Les proportions de personnes transgenres ou non binaires sont de trois à sept fois plus élevées chez les membres de la «génération Z» (nés entre 1997 et 2006, 0,79 %) et les millénariaux (nés entre 1981 et 1996, 0,51 %) que chez les membres de la «génération X» (nés entre 1966 et 1980, 0,19 %), les «baby-boomers» (nés entre 1946 et 1965, 0,15 %) et chez les Canadiens nés en 1945 ou avant (0,12 %).

C’est la première fois que Statistique Canada fait la distinction entre le «sexe à la naissance» et le «genre» dans le recensement, un changement qui, selon les défenseurs des minorités, offrira un aperçu crucial d’une population marginalisée et des obstacles systémiques auxquels elle est confrontée.

Fae Johnstone, qui défend les personnes transgenres, explique que les données démographiques étayant l’expérience vécue des personnes trans étaient jusqu’à présent plutôt minces, de sorte que ces nouvelles informations sont importantes à la fois symboliquement et pratiquement.

«Cela dit quelque chose lorsque notre gouvernement reconnaît l’existence de personnes trans qui ont toujours été tenues à l’écart de ces conversations et non comptabilisées, a déclaré Fae Johnstone. Mais il nous est également utile de mieux comprendre comment nous pouvons concentrer les interventions et remédier aux inégalités en matière de santé vécues par les personnes trans à travers le pays.»

Les démographes du gouvernement ont déclaré qu’ils utiliseraient le «sexe à la naissance» pour comparer les données historiques sur le «genre». Dans certains cas, a déclaré Statistique Canada, il sera nécessaire d’«agréger les données dans une variable sur le genre à deux catégories» pour protéger la confidentialité des réponses fournies. Ces catégories seront «hommes+» et «femmes+», chacune comprenant aussi les personnes non binaires de ce groupe.

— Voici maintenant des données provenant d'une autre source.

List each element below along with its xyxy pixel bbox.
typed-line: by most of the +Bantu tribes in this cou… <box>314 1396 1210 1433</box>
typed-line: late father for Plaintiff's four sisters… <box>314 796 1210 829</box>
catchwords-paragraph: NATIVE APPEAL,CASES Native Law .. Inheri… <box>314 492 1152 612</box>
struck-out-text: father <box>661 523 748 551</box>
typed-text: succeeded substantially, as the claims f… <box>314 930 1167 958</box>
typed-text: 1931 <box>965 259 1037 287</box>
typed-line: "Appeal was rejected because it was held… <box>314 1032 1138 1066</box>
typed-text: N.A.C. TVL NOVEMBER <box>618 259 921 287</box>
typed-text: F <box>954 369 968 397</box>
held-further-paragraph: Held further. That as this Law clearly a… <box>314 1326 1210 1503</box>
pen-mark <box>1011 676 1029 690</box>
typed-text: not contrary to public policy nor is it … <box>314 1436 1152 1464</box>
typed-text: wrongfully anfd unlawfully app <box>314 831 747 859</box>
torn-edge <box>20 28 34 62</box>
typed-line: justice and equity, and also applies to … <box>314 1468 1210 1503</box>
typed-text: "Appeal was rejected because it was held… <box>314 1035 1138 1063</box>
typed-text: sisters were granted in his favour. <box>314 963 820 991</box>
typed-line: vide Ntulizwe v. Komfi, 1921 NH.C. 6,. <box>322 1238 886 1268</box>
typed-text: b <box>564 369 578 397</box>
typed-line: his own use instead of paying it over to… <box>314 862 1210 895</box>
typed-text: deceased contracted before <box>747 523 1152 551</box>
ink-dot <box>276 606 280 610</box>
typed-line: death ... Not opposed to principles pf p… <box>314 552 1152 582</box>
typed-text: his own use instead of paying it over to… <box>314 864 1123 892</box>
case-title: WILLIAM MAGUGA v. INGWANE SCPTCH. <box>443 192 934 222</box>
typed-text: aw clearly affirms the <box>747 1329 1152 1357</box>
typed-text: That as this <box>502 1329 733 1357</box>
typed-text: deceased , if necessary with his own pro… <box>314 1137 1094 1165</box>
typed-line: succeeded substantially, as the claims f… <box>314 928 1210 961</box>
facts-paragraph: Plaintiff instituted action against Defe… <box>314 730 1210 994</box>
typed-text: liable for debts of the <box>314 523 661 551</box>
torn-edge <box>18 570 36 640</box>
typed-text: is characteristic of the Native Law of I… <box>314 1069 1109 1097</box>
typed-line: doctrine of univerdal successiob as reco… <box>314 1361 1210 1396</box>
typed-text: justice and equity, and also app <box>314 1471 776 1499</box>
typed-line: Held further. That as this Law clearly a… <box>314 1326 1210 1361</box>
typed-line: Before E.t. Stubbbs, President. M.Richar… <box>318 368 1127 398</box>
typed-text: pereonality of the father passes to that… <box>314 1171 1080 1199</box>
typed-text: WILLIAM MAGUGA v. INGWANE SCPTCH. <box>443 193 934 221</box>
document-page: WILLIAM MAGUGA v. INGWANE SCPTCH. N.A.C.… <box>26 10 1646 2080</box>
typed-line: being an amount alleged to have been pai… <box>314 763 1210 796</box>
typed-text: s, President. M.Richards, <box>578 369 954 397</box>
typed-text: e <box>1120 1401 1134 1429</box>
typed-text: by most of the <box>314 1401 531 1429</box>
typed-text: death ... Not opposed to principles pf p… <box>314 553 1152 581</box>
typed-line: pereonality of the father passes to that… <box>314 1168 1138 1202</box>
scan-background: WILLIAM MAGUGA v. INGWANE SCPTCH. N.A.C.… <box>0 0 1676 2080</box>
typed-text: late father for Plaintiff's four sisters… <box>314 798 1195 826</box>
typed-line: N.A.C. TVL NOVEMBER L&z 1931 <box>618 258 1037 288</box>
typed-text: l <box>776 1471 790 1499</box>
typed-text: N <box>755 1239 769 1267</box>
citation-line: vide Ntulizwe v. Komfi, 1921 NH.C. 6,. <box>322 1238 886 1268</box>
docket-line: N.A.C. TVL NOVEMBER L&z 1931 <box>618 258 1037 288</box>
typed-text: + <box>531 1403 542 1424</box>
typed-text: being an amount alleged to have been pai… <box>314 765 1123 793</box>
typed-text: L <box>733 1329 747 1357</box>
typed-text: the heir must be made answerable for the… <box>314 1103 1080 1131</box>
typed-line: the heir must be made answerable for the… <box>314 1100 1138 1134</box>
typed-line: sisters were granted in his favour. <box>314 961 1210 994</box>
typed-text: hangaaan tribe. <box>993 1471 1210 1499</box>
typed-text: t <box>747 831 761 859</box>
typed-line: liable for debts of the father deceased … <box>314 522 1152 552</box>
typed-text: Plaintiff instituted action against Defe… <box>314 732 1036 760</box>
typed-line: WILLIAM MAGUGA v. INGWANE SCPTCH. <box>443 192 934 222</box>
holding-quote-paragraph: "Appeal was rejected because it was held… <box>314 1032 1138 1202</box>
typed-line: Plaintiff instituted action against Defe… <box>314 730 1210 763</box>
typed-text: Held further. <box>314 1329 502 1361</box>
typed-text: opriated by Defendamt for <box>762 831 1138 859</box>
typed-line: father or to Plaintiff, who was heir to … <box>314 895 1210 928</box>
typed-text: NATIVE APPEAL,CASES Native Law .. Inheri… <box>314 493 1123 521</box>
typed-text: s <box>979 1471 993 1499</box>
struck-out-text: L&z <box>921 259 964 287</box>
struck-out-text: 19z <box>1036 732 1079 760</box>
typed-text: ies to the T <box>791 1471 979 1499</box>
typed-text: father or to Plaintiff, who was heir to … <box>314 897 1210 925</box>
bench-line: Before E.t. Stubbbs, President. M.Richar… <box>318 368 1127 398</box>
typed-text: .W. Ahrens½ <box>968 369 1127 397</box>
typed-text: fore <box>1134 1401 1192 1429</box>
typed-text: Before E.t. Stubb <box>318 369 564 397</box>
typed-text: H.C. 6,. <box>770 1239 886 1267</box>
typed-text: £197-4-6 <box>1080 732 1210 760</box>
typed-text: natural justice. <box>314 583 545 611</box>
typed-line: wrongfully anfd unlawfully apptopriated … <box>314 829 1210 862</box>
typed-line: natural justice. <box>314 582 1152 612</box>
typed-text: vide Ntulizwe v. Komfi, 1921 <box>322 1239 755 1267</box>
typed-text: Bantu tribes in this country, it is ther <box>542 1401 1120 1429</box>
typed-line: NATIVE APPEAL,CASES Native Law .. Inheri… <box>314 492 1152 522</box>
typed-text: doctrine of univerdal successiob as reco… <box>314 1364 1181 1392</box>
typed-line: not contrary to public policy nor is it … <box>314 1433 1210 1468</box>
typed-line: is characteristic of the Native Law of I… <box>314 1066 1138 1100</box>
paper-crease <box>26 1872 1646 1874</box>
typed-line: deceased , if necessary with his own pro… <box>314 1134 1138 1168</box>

L’inclusion des personnes transgenres dans le recensement fait partie d’un mouvement plus large du gouvernement libéral pour être plus inclusif de la communauté LGBTQ.

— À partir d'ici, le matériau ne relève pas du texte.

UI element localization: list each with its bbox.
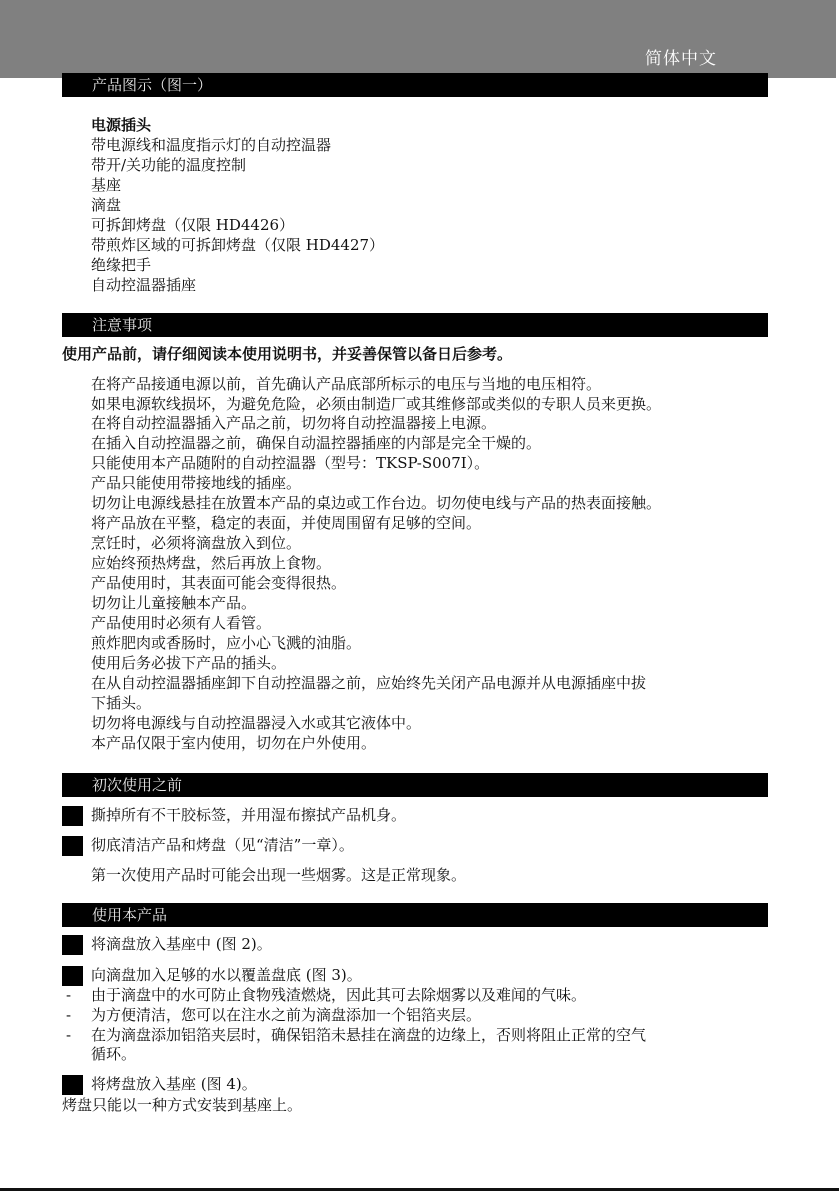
dash-item: 在为滴盘添加铝箔夹层时，确保铝箔未悬挂在滴盘的边缘上，否则将阻止正常的空气 [91, 1026, 646, 1045]
list-item: 在将自动控温器插入产品之前，切勿将自动控温器接上电源。 [91, 414, 496, 433]
dash-item: 由于滴盘中的水可防止食物残渣燃烧，因此其可去除烟雾以及难闻的气味。 [91, 986, 586, 1005]
list-item: 自动控温器插座 [91, 276, 196, 295]
list-item: 产品只能使用带接地线的插座。 [91, 474, 301, 493]
list-item: 切勿将电源线与自动控温器浸入水或其它液体中。 [91, 714, 421, 733]
list-item: 应始终预热烤盘，然后再放上食物。 [91, 554, 331, 573]
step-text: 向滴盘加入足够的水以覆盖盘底 (图 3)。 [91, 966, 362, 985]
dash-marker-icon: - [66, 986, 71, 1005]
section-header-important: 注意事项 [62, 313, 768, 337]
list-item: 电源插头 [91, 116, 151, 135]
list-item: 带开/关功能的温度控制 [91, 156, 246, 175]
list-item: 在将产品接通电源以前，首先确认产品底部所标示的电压与当地的电压相符。 [91, 375, 601, 394]
section-header-before-first-use: 初次使用之前 [62, 773, 768, 797]
list-item: 煎炸肥肉或香肠时，应小心飞溅的油脂。 [91, 634, 361, 653]
step-marker-icon [62, 1075, 83, 1095]
list-item: 将产品放在平整，稳定的表面，并使周围留有足够的空间。 [91, 514, 481, 533]
section-header-overview: 产品图示（图一） [62, 73, 768, 97]
step-marker-icon [62, 966, 83, 986]
dash-item-continued: 循环。 [91, 1045, 136, 1064]
list-item: 产品使用时必须有人看管。 [91, 614, 271, 633]
step-marker-icon [62, 806, 83, 826]
list-item: 带煎炸区域的可拆卸烤盘（仅限 HD4427） [91, 236, 384, 255]
dash-item: 为方便清洁，您可以在注水之前为滴盘添加一个铝箔夹层。 [91, 1006, 481, 1025]
list-item: 使用后务必拔下产品的插头。 [91, 654, 286, 673]
step-text: 彻底清洁产品和烤盘（见“清洁”一章）。 [91, 836, 354, 855]
note-text: 第一次使用产品时可能会出现一些烟雾。这是正常现象。 [91, 866, 466, 885]
list-item: 滴盘 [91, 196, 121, 215]
dash-marker-icon: - [66, 1026, 71, 1045]
step-text: 将滴盘放入基座中 (图 2)。 [91, 935, 272, 954]
language-label: 简体中文 [645, 44, 717, 69]
list-item: 本产品仅限于室内使用，切勿在户外使用。 [91, 734, 376, 753]
step-marker-icon [62, 836, 83, 856]
list-item: 切勿让儿童接触本产品。 [91, 594, 256, 613]
list-item: 在插入自动控温器之前，确保自动温控器插座的内部是完全干燥的。 [91, 434, 541, 453]
list-item: 产品使用时，其表面可能会变得很热。 [91, 574, 346, 593]
list-item: 在从自动控温器插座卸下自动控温器之前，应始终先关闭产品电源并从电源插座中拔 [91, 674, 646, 693]
section-header-using: 使用本产品 [62, 903, 768, 927]
dash-marker-icon: - [66, 1006, 71, 1025]
list-item: 绝缘把手 [91, 256, 151, 275]
list-item: 下插头。 [91, 694, 151, 713]
step-text: 将烤盘放入基座 (图 4)。 [91, 1075, 257, 1094]
list-item: 切勿让电源线悬挂在放置本产品的桌边或工作台边。切勿使电线与产品的热表面接触。 [91, 494, 661, 513]
list-item: 烹饪时，必须将滴盘放入到位。 [91, 534, 301, 553]
list-item: 带电源线和温度指示灯的自动控温器 [91, 136, 331, 155]
step-text: 撕掉所有不干胶标签，并用湿布擦拭产品机身。 [91, 806, 406, 825]
step-marker-icon [62, 935, 83, 955]
list-item: 只能使用本产品随附的自动控温器（型号：TKSP-S007I）。 [91, 454, 489, 473]
list-item: 基座 [91, 176, 121, 195]
list-item: 如果电源软线损坏，为避免危险，必须由制造厂或其维修部或类似的专职人员来更换。 [91, 395, 661, 414]
note-text: 烤盘只能以一种方式安装到基座上。 [62, 1096, 302, 1115]
intro-text: 使用产品前，请仔细阅读本使用说明书，并妥善保管以备日后参考。 [62, 345, 512, 364]
list-item: 可拆卸烤盘（仅限 HD4426） [91, 216, 294, 235]
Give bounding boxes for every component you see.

En 2017, le gouvernement a ajouté l’identité et l’expression de genre à la liste des motifs de discrimination interdits en vertu de la Loi canadienne sur les droits de la personne Il a aussi modifié le Code criminel pour inclure ces mêmes groupes dans la liste des «groupes identifiables» qui pourraient être la cible de génocides et de crimes haineux.

L’année suivante, le budget fédéral a noté les efforts de Statistique Canada pour refléter la diversité des genres dans le recensement et a alloué des fonds à l’agence pour créer un nouveau Centre des statistiques sur le genre, la diversité et l’inclusion.

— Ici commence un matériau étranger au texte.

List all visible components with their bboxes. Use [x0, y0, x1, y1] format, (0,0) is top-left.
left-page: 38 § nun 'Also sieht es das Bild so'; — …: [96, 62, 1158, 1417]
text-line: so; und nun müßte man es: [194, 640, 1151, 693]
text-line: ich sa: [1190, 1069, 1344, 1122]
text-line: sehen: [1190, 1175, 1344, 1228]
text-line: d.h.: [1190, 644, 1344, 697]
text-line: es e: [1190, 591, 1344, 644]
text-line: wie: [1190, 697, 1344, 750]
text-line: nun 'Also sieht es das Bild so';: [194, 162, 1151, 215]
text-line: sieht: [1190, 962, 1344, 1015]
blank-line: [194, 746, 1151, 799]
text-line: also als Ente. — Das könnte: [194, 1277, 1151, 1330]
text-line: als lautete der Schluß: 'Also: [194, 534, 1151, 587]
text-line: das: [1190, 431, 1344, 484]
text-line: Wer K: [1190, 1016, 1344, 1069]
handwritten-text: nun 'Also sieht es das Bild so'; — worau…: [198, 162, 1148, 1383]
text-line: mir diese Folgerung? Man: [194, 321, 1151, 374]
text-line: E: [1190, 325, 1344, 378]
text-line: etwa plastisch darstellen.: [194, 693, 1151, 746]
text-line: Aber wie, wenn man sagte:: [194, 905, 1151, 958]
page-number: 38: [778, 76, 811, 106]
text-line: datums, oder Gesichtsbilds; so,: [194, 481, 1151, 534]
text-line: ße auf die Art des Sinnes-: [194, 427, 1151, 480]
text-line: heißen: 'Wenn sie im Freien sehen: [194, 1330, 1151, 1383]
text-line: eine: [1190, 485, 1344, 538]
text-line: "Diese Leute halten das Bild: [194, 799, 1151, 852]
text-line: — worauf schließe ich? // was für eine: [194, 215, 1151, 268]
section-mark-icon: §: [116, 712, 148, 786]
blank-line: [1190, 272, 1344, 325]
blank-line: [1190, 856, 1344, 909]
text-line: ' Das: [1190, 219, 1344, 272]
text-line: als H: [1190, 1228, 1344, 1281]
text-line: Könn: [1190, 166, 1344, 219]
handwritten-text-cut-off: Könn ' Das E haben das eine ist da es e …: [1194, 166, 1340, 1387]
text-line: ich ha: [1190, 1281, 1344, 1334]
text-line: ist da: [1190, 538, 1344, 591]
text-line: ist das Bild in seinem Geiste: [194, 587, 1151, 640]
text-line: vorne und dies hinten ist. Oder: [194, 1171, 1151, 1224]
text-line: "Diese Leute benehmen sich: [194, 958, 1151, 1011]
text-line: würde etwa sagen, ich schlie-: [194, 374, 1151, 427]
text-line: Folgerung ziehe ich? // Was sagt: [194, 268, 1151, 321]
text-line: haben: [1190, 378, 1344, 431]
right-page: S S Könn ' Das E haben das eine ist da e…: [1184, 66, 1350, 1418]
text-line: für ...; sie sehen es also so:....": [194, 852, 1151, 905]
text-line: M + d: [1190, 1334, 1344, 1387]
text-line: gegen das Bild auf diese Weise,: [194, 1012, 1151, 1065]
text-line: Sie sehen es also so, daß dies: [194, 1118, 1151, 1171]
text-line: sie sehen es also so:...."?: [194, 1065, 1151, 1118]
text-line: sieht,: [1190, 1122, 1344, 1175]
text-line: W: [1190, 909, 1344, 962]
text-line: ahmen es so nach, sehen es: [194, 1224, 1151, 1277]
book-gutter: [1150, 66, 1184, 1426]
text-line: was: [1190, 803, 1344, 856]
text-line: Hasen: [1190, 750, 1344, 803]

Mme Johnstone a déclaré que ce gouvernement a été bon à certains égards sur les questions LGBTQ, mais qu’il n’a pas été parfait. «Je pense que ma plus grande critique de ce gouvernement sur les questions LGBTQ est qu’il utilise les bons mots au bon endroit. Mais c’est la livraison, la mise en œuvre que je veux vraiment voir se produire», a-t-elle déclaré.